David Ross Lietch (c1809-1881) was a 19th-century Tyneside born poet and songwriter. His most famous song is the ballad "The Cliffs of Old Tynemouth".

==Life ==
Lietch was born c1809 at North Shields, the second son of Rev William Lietch. For some years he practised on Tyneside as a physician having gained his degree at the University of Edinburgh.

He published "Poetic Fragments", a volume of poetry in 1838 and founded the North Shields newspaper, "The Port of Tyne Pilot" which was published 1839-42 under his ownership.

He retired to the Lake District in the late 1840s, where he famously corresponded with William Wordsworth.

He died on 16 August 1881, and was buried in Crosthwaite Churchyard, Keswick, Cumberland, not far from the grave of Robert Southey.

== Family ==
Lietch was the second son of Rev William Lietch who was a Presbyterian minister.
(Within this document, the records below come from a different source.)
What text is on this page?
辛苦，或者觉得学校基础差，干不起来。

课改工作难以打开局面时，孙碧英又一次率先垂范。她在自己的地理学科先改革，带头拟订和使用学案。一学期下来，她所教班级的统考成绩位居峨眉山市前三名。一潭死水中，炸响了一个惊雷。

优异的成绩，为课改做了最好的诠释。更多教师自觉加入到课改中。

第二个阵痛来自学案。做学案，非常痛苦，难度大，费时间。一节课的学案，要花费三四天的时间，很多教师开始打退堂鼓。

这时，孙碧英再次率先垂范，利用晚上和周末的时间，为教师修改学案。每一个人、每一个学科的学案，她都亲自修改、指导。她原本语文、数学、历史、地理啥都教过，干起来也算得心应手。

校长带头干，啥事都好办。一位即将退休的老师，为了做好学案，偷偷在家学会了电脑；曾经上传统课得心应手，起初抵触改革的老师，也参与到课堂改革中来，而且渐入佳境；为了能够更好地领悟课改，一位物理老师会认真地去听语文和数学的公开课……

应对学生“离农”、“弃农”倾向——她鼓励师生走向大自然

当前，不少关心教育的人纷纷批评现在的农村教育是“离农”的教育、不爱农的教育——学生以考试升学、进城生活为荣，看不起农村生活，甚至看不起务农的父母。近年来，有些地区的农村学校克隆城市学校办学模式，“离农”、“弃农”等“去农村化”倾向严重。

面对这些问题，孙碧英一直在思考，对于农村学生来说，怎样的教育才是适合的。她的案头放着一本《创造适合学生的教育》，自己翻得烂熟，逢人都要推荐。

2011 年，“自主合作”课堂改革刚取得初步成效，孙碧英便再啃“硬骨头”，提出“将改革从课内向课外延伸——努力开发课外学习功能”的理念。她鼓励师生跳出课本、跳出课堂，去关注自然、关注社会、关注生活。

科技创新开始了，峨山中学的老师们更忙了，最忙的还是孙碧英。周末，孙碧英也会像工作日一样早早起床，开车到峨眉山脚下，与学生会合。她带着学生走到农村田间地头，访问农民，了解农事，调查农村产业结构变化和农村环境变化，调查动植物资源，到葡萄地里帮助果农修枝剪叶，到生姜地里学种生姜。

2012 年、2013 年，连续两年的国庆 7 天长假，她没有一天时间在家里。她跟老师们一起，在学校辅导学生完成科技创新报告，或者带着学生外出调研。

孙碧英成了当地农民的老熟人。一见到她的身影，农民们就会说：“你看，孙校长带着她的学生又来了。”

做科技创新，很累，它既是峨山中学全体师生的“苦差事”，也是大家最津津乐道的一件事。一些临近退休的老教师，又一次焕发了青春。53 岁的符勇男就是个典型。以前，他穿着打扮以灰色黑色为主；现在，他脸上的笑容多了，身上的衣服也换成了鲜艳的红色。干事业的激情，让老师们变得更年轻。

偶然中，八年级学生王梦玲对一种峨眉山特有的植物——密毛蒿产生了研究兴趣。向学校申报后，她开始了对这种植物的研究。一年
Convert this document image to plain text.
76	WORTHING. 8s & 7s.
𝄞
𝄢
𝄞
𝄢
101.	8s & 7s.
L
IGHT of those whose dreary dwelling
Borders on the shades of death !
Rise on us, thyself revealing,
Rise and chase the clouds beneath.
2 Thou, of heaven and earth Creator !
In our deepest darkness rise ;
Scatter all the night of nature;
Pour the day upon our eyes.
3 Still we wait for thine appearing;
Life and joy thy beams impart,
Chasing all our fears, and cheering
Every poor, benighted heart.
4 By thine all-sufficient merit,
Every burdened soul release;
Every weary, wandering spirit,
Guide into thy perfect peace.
An article in the local paper describes a dinner given in Seaton Sluice to "the Rev William Lietch of North Shields" at which he was presented with a gold watch inscribed "-----from his congregation and friends at Seaton Sluice, as a mark of esteem for him and his ministry during 34 years. 1837". Lietch had at least 7 siblings including William (died June, 1837), Barbara, Jane, Thomas Carr (a lawyer who became a solicitor, the first town clerk of Tynemouth and possibly Russian Vice Consul in Newcastle), Isabella, Robert, and Ellen.

He was also a schoolmaster, and founded the Albion Academy in North Shields.

The family always spelled their surname as Lietch but after the late 1800s it almost always appears in records as Leitch. However, some other publications appear to have mis-read the hand-written comment on a manuscript as "D Leutch"

Much of this information is from Mr Leitch's 3x great niece, Eleanor Clouter, of Canada.

== Works ==
These include :
- "The Cliffs of Old Tynemouth" – (not in local Geordie dialect - written c 1843 and to the tune of the Irish Air "The Meeting of the Waters".
- "Willie Green"- a ballad written in 1870 in the Cumbrian dialect.
- "Red Eric and Lord Delaval" – which is from "Poetic Fragments" and is one of his several "Tales of the Borders".